He was dead serious.
“Why wouldn’t I be? Regardless of what I just said, I do not anticipate falling in love like Neo, but one
day I will marry and procreate. Why build an empire if I have no intention of leaving it to someone?”
She didn’t mention his nieces and nephew. Clearly, that wasn’t what he meant. Zephyr wanted his own
family. “But you don’t think you will ever fall in love?”
“No.”
That made more sense, even if it hurt enough to make it difficult to breathe.
“But…”
“But what? You loved your ex-husband, yes?”
She grimaced. “Yes.”
“And did that bring you happiness?”
“No, but that doesn’t mean I don’t think love can happen, or make me happy when it does.”
“Perhaps it will happen for you again one day.”
“Maybe it will.” It already had—with him—and his revelations on the Acropolis had only cemented that
fact.
However, she could see it wasn’t a truth he would be pleased if she shared. No matter how much that
situation hurt her, she could not change it. She suddenly realized she was very likely to pay the price
for another woman’s actions. Actions that were decades old, but had not lost the power to hurt or mold
Zephyr’s actions.
But Zephyr’s heart was not available to her and might never be.
His lips twisted in distaste. “Love is a messy emotion.”
“No question, but it’s good, too.” Surely he could see that, especially now that Neo was so happily in
that state?
“You don’t regret loving Art?” Zephyr asked with calculated cool.
“No. I regret that he was a cheater and a liar and that his love was more words than substance.”
“How is that different from regretting loving him?”
“My love was a good thing.”
“That ended up causing you pain,” he observed wryly.
She couldn’t deny it. Loving Art had nearly destroyed her on every level. And loving Zephyr didn’t look
like it was going to be a much better prospect. At least she knew where she stood with him, though.
That was something, wasn’t it?
Zephyr gave one of those self-deprecating smiles he used when negotiating and it made her stomach
clench to have him use it on her. “Look, I’m not trying to be the Scrooge of happily ever after, but you
and I both know someone loving you is no guarantee they won’t betray you.”
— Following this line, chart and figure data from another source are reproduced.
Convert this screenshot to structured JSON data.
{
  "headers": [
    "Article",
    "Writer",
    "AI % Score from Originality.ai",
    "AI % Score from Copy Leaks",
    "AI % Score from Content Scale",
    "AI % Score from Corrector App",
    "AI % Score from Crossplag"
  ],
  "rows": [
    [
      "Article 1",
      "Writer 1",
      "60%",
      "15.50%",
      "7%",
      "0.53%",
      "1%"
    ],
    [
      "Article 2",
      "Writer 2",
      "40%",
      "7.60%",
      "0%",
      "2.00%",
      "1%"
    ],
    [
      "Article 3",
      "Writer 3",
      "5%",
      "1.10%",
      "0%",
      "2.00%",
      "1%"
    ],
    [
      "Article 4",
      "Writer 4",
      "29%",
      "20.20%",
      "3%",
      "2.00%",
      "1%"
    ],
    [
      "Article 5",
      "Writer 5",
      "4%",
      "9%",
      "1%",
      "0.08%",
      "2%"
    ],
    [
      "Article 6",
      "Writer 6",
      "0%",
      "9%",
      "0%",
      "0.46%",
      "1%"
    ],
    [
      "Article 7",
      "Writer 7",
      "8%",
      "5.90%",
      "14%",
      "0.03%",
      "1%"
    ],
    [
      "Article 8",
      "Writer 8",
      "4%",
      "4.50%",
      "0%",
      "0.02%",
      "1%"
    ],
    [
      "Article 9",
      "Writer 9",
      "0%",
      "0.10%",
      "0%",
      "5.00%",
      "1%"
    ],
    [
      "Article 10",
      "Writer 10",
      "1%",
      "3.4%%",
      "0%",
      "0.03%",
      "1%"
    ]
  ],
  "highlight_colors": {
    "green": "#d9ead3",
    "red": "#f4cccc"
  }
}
“That doesn’t mean you shouldn’t open yourself to love at all.” She tried to keep the desperation his
attitude evoked out of her voice. It wasn’t his fault she’d been dumb enough to fall in love with the
wrong man. Again.
“It works for me.”
And she couldn’t fault him for his attitude. Now that she knew his mother had abandoned him to build a
better life for herself, Piper couldn’t help understanding Zephyr’s distrust of love.
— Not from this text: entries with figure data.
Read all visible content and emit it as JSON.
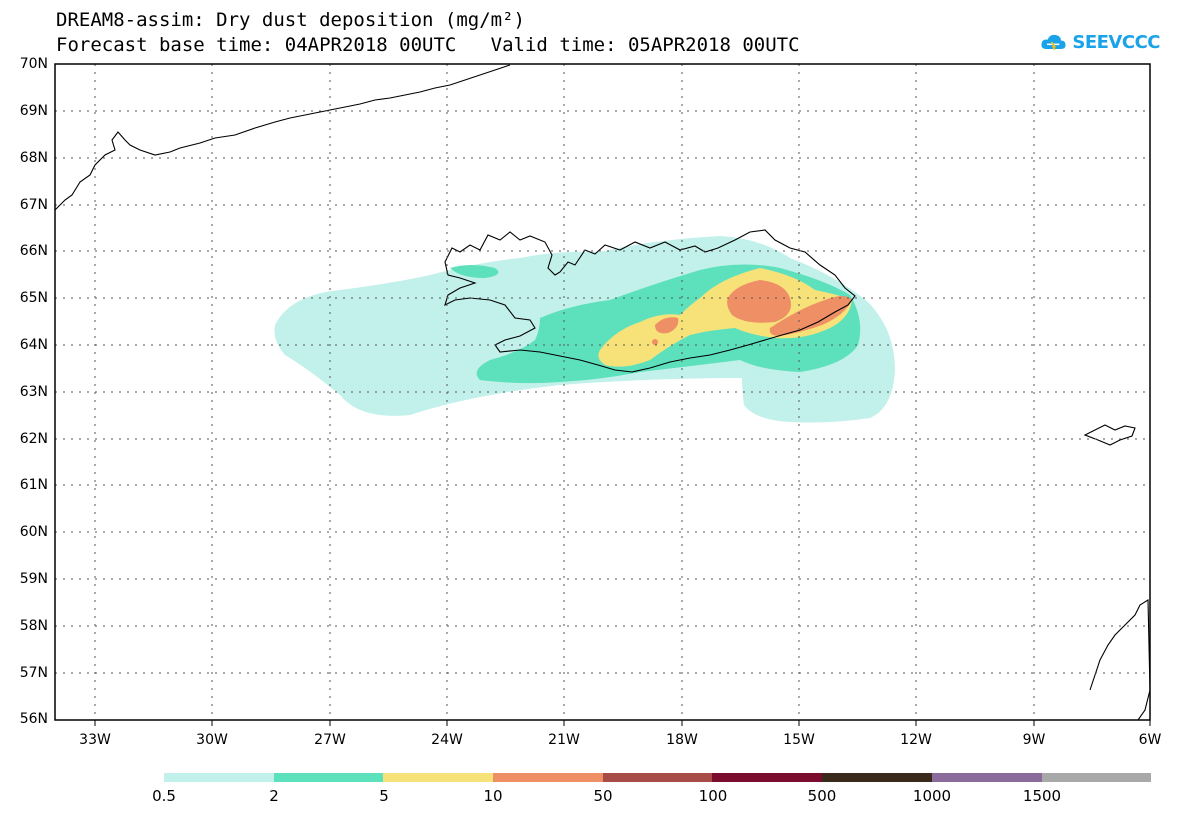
{
  "header": {
    "title_line1": "DREAM8-assim: Dry dust deposition (mg/m²)",
    "title_line2": "Forecast base time: 04APR2018 00UTC   Valid time: 05APR2018 00UTC"
  },
  "logo": {
    "text": "SEEVCCC",
    "icon": "cloud-icon",
    "color": "#1aa3e8"
  },
  "map": {
    "lat_labels": [
      "70N",
      "69N",
      "68N",
      "67N",
      "66N",
      "65N",
      "64N",
      "63N",
      "62N",
      "61N",
      "60N",
      "59N",
      "58N",
      "57N",
      "56N"
    ],
    "lon_labels": [
      "33W",
      "30W",
      "27W",
      "24W",
      "21W",
      "18W",
      "15W",
      "12W",
      "9W",
      "6W"
    ],
    "region": "Iceland / North Atlantic"
  },
  "colorbar": {
    "labels": [
      "0.5",
      "2",
      "5",
      "10",
      "50",
      "100",
      "500",
      "1000",
      "1500"
    ],
    "colors": [
      "#c2f0ea",
      "#5de0bc",
      "#f7e27a",
      "#ef8f66",
      "#a84c48",
      "#7a0d2e",
      "#3a2a1c",
      "#8a6b9c",
      "#a8a8a8"
    ]
  }
}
“But Neo loves Cassandra and vice-versa. Or so you said.”
“Cassandra is one woman in a million.”
The pain those words caused took Piper by surprise, making her heart cramp and her whole chest
cavity hurt. Because they implied she was not such a woman. Who was she kidding? Certainly not
herself. This whole conversation put Zephyr’s attitude toward her in stark relief.
He didn’t love her. Not even a little. He didn’t anticipate loving her, either. Not ever. Which was really
not what she wanted to hear. The pain coursing through her mocked all the promises she’d made to
herself after walking away from Art. She wouldn’t lose her livelihood when she and Zephyr’s sexual
relationship ended, but she wasn’t sure her heart would survive, even if her business did.
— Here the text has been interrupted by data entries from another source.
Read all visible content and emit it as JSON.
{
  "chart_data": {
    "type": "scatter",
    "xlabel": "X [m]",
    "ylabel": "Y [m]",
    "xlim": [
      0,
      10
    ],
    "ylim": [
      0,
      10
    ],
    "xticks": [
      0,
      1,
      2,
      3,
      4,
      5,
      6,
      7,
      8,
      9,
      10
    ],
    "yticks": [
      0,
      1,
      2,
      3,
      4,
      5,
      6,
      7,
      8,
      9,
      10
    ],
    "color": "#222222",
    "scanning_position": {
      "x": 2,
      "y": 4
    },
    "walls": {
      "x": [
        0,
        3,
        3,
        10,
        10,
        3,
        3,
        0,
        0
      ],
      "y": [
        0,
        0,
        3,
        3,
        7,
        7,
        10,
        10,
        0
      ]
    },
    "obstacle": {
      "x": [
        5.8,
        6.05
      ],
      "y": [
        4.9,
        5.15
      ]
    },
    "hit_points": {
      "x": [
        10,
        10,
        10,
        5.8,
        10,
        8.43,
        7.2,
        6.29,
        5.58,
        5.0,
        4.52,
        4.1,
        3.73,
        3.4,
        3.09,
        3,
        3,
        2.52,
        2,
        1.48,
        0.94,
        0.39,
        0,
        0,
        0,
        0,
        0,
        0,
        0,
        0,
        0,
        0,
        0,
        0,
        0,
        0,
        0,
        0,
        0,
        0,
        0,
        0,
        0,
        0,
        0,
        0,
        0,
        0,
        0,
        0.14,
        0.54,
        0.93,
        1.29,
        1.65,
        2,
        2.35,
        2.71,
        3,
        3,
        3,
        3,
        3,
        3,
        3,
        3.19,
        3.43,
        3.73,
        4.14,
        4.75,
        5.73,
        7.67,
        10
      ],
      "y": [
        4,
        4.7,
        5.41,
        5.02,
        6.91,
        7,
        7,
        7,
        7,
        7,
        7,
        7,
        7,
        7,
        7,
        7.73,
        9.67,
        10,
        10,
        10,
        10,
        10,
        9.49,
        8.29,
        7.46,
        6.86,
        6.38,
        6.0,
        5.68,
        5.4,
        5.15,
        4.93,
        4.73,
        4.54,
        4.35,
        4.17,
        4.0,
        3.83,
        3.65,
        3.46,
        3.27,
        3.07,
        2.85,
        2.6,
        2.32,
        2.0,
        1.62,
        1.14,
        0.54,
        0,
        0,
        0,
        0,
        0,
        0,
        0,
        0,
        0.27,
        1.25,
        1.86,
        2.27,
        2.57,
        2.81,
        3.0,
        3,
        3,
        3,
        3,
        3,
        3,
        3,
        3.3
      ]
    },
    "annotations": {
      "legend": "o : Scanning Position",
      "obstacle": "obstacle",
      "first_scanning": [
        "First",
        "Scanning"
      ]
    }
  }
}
Piper was head over heels in love with a man who did not believe in the concept for himself, and
moreover he looked forward to marrying one day. Only Zephyr clearly did not intend that woman to be
her. Not when he so blithely told her maybe she would find love again one day.
He’d reneged on his own words of maybe finding love and she felt like retracting hers as well. Was the
prospect of love worth the possibility of this pain again?
She remembered the last time she had felt this awful inability to breathe. It had been when she realized
once and for all that Art did not love her and never had. And once again, for her pride’s sake and
maybe even for Zephyr’s sake, she had to hide the devastation going on inside her.
“I think you might be right,” she said, trying not to choke on the words.
“About what?”
“I do a pretty sucky job deciding who to fall in love with.”
“I couldn’t agree more.”
She laughed, but felt no humor. “Thanks.”